Александр не знал о расстреле дяди. Его уже не было в Уфе. В семнадцать лет он искал полной свободы, чувствуя себя внутренне независимым – дядя и мать перестали быть для юного нигилиста абсолютными авторитетами: «Я судил политические события так, как судят дела совести: ведь идея Революции была придумана интеллигенцией и ею же во имя идеи была оправдана». В ситуации, когда власть в городе постоянно менялась («мы узнавали об образе сегодняшнего правления по тому, чьи подписи и печати красовались внизу листовок, расклеенных на палисадах: комиссарские или генеральские?»), он пытался самостоятельно, не оглядываясь на матушку-консерватора, или дядю, лидера партии кадетов, или Катю, находившуюся на «короткой ноге» с большевиками, осмыслить окружающее, неизменно учитывая важнейший для него этический аспект происходящего.

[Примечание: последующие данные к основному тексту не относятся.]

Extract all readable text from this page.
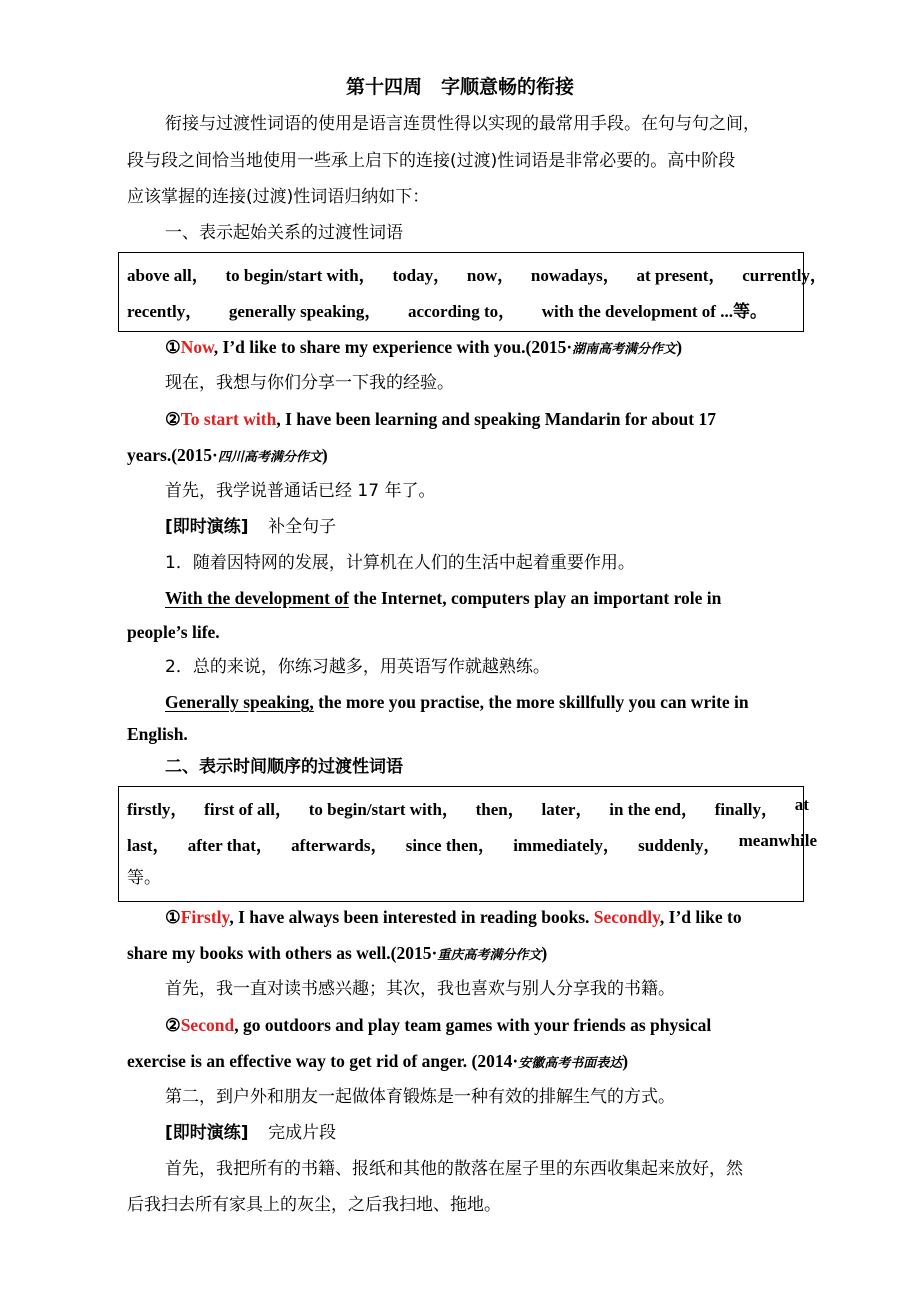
第十四周　字顺意畅的衔接
衔接与过渡性词语的使用是语言连贯性得以实现的最常用手段。在句与句之间，
段与段之间恰当地使用一些承上启下的连接(过渡)性词语是非常必要的。高中阶段
应该掌握的连接(过渡)性词语归纳如下：
一、表示起始关系的过渡性词语
above all， to begin/start with， today， now， nowadays， at present， currently，
recently， generally speaking， according to， with the development of ...等。
①Now, I’d like to share my experience with you.(2015·湖南高考满分作文)
现在，我想与你们分享一下我的经验。
②To start with, I have been learning and speaking Mandarin for about 17
years.(2015·四川高考满分作文)
首先，我学说普通话已经 17 年了。
[即时演练] 补全句子
1．随着因特网的发展，计算机在人们的生活中起着重要作用。
With the development of the Internet, computers play an important role in
people’s life.
2．总的来说，你练习越多，用英语写作就越熟练。
Generally speaking, the more you practise, the more skillfully you can write in
English.
二、表示时间顺序的过渡性词语
firstly， first of all， to begin/start with， then， later， in the end， finally， at
last， after that， afterwards， since then， immediately， suddenly， meanwhile
等。
①Firstly, I have always been interested in reading books. Secondly, I’d like to
share my books with others as well.(2015·重庆高考满分作文)
首先，我一直对读书感兴趣；其次，我也喜欢与别人分享我的书籍。
②Second, go outdoors and play team games with your friends as physical
exercise is an effective way to get rid of anger. (2014·安徽高考书面表达)
第二，到户外和朋友一起做体育锻炼是一种有效的排解生气的方式。
[即时演练] 完成片段
首先，我把所有的书籍、报纸和其他的散落在屋子里的东西收集起来放好，然
后我扫去所有家具上的灰尘，之后我扫地、拖地。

Развитый не по летам юноша в общем не интересовался политикой: он смотрел на окружающий мир глазами художника. Но по совету милой его сердцу тёти Кати, страстной «левой социал-революционерки», он внимательно прочёл «манифест» и программу коммунистической партии «без дворянского предубеждения, с великодушием молодости». В этих документах, написанных, как ему сначала показалось, «с благородными намерениями», его всерьёз смутили две позиции: обязанность «вступающего принимать без рассуждения все решения партии» и – «кто не с нами, тот против нас». При его юношеском максимализме, склонности к размышлениям здесь было заметное противоречие: обещая дать свободу мнений, революция сразу её же отбирала. После октябрьского переворота на его глазах «большевики украли у народа право выбирать законных представителей».